RUGBY - Le manager toulonnais rechausse les crampons vendredi face au Stade Français...
«Je suis fatigué... comme les vieux».
Tana Umaga tire la langue à l'entraînement. A 35 ans, l’ancien capitaine des All-Blacks rechausse les crampons un an et demi après sa dernière apparition sous le maillot des Wellington Hurricanes. Depuis, le Néo-Zélandais avait enfilé le costume – un short et un tee-shirt le plus souvent – de manager du RC Toulon.
Mais voilà, la greffe ne prend pas. Malgré un recrutement pléthorique, les Varois traînent leur misére en bas de classement (12e) loin des objectifs annoncés. Le manque d’autorité d’Umaga est souvent avancé comme raison à cet échec.
Convaincre les autres entraîneurs
Convoqué à plusieurs reprises par son président Mourad Boudjellal, Umaga a d’abord été mis sous tutelle avec l’arrivée d’Aubin Hueber, avant d’être plus ou moins contraint de remettre le bleu de chauffe. Voyant son manager rivaliser physiquement avec ses joueurs à l’entraînement,
l’omnipotent Boudjellal le convainc de l’utilité d’un «come-back». Dans le même temps, le président du RCT finalise l’arrivée de
Philippe Saint-André pour la saison prochaine ce qui achève de désavouer le Néo-Zélandais en tant que manager.

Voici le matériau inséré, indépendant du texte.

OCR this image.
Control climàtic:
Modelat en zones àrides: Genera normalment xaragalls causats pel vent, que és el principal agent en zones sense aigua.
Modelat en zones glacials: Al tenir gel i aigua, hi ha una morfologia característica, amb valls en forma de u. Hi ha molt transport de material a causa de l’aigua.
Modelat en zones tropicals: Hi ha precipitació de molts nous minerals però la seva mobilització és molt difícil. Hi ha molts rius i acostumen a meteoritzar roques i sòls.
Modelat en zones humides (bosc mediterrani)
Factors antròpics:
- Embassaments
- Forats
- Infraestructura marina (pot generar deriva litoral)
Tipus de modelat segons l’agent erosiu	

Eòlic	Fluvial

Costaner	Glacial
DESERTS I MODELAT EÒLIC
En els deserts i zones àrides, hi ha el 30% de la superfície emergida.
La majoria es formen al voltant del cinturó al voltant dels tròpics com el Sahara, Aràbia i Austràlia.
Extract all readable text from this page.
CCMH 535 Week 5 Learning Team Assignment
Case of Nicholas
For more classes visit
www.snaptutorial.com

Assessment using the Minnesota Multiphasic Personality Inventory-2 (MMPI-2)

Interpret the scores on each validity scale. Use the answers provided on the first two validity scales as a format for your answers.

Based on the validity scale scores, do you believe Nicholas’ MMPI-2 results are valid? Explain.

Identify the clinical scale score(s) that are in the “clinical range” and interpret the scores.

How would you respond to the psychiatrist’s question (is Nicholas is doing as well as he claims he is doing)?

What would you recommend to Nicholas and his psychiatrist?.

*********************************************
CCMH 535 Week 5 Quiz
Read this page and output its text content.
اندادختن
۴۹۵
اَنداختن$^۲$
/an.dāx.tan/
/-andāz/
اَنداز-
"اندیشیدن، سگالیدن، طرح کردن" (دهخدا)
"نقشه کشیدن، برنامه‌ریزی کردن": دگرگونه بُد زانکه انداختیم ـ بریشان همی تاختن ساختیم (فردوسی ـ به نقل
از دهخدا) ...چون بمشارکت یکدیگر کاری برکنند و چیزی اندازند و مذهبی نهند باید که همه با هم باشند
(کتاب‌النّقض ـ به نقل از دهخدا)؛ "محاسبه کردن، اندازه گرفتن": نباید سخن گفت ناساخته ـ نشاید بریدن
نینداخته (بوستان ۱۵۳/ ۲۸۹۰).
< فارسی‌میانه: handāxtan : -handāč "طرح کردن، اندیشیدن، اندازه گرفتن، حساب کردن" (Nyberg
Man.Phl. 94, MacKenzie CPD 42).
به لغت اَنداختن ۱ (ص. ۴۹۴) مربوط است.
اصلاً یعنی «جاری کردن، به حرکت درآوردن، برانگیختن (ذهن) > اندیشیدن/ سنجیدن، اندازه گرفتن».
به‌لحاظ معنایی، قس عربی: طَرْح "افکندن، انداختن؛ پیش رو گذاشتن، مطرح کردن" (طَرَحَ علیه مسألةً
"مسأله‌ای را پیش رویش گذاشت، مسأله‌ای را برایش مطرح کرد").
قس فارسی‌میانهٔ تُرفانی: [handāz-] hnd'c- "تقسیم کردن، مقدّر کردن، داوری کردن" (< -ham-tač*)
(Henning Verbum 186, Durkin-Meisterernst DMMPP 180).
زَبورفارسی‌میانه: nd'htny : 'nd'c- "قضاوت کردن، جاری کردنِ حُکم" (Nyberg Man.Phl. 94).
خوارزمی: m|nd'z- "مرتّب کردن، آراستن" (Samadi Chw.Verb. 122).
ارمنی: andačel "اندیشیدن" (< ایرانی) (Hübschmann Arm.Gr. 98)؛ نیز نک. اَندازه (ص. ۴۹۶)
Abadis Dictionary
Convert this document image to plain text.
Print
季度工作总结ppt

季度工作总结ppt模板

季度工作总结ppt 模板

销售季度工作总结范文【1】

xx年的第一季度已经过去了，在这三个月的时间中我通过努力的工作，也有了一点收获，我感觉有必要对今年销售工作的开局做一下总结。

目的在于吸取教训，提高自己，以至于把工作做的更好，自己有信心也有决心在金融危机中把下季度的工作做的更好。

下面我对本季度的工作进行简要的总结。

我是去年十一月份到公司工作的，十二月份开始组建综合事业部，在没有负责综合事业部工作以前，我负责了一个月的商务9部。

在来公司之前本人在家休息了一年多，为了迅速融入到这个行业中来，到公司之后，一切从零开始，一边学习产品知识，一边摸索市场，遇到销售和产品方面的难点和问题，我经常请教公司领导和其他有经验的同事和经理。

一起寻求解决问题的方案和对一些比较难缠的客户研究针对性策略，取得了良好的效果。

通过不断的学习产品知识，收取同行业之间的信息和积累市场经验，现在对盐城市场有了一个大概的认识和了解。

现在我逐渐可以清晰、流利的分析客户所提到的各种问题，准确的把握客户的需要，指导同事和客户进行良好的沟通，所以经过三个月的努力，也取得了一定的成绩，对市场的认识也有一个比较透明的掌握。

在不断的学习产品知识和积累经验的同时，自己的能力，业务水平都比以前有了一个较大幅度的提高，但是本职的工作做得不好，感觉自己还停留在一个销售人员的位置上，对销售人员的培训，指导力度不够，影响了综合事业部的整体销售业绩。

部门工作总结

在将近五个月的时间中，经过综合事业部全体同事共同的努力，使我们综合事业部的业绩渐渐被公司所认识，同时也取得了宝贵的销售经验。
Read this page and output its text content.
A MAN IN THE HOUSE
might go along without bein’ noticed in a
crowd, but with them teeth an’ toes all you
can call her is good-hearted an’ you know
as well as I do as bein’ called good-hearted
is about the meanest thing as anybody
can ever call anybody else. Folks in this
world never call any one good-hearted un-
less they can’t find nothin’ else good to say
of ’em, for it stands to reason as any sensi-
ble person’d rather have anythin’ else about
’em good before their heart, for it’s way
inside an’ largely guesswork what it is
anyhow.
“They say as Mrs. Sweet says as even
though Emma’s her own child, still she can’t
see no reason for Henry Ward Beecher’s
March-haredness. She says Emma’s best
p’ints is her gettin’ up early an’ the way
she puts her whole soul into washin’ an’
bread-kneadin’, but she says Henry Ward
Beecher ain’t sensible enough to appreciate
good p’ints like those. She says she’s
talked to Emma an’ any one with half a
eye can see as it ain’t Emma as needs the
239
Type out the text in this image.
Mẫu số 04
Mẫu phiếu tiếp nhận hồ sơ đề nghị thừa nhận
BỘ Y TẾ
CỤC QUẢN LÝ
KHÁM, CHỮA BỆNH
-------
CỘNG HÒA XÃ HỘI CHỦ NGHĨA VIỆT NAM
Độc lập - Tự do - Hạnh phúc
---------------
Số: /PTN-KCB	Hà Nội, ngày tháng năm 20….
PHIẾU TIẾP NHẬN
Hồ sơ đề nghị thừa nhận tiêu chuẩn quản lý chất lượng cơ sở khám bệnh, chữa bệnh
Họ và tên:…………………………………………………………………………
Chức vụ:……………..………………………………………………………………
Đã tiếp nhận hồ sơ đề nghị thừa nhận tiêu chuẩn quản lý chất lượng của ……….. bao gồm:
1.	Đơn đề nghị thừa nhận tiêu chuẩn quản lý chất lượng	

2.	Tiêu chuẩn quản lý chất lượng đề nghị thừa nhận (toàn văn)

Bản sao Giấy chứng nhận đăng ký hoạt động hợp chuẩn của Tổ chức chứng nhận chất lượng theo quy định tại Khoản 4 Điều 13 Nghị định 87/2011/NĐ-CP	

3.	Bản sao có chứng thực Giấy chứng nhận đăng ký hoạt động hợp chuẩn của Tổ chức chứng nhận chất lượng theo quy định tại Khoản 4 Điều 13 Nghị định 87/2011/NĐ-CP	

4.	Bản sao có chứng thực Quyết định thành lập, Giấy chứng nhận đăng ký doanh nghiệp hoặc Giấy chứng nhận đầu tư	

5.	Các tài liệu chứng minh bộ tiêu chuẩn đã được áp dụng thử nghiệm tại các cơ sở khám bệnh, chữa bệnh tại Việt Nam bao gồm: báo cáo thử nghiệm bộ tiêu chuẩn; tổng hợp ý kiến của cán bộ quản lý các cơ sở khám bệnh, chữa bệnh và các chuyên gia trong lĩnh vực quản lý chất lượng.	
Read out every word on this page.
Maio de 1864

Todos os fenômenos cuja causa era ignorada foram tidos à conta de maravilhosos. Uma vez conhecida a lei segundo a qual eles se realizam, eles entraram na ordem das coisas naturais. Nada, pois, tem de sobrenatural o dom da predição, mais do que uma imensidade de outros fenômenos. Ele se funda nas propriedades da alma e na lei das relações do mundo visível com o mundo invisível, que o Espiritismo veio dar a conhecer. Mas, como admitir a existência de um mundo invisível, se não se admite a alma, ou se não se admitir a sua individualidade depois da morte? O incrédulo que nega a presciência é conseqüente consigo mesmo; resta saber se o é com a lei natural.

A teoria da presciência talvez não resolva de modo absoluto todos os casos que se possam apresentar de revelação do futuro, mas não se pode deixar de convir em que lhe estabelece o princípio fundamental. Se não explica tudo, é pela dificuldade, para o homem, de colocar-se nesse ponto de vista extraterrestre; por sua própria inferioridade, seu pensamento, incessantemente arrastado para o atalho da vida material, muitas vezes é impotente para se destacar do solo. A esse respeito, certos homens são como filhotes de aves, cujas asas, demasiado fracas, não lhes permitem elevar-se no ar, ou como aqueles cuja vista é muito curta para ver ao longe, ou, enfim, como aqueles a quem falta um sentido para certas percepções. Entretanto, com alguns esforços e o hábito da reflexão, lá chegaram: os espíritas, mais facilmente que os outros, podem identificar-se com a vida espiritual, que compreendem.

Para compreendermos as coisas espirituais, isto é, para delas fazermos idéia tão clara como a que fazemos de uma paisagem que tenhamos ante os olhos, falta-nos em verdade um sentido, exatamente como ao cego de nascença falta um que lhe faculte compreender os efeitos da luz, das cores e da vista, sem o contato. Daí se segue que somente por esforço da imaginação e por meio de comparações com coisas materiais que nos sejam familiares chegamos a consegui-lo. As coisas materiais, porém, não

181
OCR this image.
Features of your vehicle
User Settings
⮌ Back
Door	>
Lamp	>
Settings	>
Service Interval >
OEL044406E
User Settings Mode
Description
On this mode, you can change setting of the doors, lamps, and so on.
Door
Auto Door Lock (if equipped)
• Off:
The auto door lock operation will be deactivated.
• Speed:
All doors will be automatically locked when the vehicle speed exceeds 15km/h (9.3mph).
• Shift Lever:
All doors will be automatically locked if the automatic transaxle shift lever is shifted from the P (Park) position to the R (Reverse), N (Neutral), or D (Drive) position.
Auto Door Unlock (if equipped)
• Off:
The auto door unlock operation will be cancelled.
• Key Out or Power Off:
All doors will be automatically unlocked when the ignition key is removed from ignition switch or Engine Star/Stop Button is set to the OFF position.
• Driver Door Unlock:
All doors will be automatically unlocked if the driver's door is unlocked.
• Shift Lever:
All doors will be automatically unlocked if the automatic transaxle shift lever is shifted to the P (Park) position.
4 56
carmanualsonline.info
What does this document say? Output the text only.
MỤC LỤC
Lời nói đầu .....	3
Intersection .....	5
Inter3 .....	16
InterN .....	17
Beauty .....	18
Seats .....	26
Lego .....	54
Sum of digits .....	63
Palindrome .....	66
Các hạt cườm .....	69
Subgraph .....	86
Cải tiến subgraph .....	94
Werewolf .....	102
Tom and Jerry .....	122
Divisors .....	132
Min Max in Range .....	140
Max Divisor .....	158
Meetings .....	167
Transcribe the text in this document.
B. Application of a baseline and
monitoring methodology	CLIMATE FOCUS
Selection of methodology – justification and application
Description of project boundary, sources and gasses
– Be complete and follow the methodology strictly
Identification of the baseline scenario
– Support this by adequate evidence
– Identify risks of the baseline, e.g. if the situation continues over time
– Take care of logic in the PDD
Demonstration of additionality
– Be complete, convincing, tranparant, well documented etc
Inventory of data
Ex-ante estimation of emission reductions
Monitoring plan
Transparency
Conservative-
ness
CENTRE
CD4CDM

Depuis, Tana Umaga enchaîne les entraînements afin de prétendre à une place de titulaire au sein son propre effectif. Contre le Stade Français, il devrait débuter au centre de l’attaque varoise. Ironie de la situation, tout en restant manager, Umaga est aussi tributaire des décisions du staff technique qu’il est censé diriger. «Si les autres entraîneurs pensent que ce que je fais n’est pas assez bon, je suis sûr qu’on va me le dire et que je sortirai du groupe», concède le soldat Umaga. Le manager Umaga pourra lui toujours plaider pour l’indulgence. De quoi verser dans une douce schizophrénie.